En présence de la Révérende-Mère Supérieure de Genibois, des représentants des paroisses de Sainte-

Croix et de Franchepré, d’une foule de plus de 200 personnes, M. Chateaux dit, au nom de son épouse, toute sa reconnaissance à ceux qui participèrent de près ou de loin au succès de la collecte.

Enfin, M. Peltier, maire de Jœuf, salua cette image nouvelle dans nos rues, que constituera notre sœur

infirmière sur son scooter.

« Le progrès, le modernisme au service du dévouement sont des preuves tangibles qu’il ne faut pas désespérer de la bonne volonté des humains. »
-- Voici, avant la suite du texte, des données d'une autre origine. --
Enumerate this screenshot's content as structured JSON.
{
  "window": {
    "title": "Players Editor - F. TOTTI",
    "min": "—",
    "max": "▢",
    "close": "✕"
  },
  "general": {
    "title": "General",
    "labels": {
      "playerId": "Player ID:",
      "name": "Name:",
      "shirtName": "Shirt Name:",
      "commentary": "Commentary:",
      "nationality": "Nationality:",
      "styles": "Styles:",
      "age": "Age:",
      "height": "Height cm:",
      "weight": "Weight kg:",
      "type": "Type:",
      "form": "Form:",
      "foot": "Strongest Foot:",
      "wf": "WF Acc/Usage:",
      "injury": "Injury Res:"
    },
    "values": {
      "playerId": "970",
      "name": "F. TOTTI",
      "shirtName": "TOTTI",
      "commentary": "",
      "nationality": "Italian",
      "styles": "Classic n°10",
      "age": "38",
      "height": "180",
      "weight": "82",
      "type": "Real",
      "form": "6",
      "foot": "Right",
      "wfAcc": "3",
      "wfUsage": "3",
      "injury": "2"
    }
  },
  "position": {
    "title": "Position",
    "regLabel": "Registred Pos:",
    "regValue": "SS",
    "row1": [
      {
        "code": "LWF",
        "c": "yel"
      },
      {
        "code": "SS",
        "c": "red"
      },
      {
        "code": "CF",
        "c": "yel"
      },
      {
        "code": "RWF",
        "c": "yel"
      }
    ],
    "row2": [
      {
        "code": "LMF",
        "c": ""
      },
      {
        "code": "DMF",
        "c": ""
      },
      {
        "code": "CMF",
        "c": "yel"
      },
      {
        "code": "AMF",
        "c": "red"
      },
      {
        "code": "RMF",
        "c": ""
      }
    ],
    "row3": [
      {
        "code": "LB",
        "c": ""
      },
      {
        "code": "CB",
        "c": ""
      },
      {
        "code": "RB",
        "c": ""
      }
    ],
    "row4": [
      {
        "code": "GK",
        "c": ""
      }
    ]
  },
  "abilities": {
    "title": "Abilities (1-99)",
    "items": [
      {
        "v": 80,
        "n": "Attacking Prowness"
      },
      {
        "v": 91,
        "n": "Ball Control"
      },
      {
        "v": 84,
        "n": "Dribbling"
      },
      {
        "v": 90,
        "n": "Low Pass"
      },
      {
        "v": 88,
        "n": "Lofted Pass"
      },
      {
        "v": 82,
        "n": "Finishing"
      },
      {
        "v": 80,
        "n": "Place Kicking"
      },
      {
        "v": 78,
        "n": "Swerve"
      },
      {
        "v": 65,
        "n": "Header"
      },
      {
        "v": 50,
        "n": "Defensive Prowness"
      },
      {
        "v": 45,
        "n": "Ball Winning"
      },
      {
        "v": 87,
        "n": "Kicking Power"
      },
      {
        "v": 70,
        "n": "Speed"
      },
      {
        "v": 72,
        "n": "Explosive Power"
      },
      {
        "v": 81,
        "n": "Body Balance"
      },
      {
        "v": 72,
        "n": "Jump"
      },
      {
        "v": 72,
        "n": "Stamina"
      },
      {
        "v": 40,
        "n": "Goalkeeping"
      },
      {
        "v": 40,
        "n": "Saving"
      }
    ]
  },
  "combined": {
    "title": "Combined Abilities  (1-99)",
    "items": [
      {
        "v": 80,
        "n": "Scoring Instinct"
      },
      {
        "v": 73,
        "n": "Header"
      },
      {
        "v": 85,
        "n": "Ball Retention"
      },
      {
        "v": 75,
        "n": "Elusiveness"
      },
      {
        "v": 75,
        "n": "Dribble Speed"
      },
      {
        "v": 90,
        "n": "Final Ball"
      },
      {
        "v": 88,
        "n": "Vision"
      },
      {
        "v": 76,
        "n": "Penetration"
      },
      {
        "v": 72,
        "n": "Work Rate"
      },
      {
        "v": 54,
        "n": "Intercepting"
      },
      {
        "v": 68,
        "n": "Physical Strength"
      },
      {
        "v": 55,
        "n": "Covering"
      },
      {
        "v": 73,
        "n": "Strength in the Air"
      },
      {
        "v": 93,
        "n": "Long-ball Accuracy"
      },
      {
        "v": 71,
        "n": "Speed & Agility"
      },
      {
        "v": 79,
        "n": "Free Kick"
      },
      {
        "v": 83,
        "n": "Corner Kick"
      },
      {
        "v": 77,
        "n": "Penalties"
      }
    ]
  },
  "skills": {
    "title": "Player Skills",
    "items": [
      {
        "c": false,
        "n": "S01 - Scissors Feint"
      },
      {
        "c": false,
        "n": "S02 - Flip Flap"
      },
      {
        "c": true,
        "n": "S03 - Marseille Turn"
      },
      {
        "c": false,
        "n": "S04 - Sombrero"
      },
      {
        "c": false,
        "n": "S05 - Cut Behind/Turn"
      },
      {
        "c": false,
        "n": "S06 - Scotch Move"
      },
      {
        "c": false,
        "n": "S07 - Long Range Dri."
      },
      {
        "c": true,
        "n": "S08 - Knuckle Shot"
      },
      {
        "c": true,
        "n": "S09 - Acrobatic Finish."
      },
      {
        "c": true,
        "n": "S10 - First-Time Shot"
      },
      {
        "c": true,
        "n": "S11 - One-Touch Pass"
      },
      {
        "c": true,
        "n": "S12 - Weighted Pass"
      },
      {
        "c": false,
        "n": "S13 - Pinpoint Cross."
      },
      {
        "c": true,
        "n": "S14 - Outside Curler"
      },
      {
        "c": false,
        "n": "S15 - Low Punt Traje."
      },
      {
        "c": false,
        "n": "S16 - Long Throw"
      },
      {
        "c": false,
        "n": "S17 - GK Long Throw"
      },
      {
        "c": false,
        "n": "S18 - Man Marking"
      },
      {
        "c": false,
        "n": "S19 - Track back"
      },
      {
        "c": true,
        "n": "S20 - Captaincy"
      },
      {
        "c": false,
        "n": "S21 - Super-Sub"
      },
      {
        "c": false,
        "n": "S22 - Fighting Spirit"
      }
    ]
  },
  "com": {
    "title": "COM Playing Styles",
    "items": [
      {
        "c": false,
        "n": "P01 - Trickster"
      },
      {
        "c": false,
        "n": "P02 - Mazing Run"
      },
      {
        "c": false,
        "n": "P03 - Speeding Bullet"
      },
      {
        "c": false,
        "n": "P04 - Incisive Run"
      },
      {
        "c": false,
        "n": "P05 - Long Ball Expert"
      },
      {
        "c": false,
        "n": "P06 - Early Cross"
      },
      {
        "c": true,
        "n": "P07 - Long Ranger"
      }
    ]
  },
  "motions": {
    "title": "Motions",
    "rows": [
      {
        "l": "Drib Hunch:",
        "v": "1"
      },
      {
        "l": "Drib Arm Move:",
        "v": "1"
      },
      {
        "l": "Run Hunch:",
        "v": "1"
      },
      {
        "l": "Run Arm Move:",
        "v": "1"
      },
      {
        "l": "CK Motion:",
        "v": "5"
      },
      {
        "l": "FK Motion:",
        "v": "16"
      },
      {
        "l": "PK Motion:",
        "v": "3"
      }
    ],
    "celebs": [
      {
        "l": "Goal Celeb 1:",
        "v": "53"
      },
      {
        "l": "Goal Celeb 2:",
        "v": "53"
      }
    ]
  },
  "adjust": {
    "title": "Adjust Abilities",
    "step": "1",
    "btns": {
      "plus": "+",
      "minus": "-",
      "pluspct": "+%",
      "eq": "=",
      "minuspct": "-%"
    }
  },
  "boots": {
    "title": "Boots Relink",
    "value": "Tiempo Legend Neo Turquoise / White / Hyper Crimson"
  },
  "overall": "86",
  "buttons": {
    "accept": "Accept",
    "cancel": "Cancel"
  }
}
Ce fut ensuite l’envol… Après un démarrage… très spectaculaire quoique un peu brusque, Soeur Agnès

s’en fut à Genibois où, quelque temps après, poussée par on ne sait quel démon, elle partit après avoir enfourché son scooter. Mal lui en prit, car elle faillit emboutir un cycliste. « C’est le métier qui entre »,

nous dit-elle en guise de commentaires…

Photographie de G. Eustache réalisée devant l’agence du journal “L’Est Républicain ” située 51 rue de

Franchepré. Le cliché paraît dans “Le Républicain Lorrain ” du 15 avril 1951. Parmi la foule de plus de 200

personnes assistant au démarrage motorisé de l’infirmière, on reconnaît l’abbé Betinelli, vicaire de Notre-dame de

Franchepré (sur la gauche), et l’on distingue le chapeau du maire, Maurice Peltier.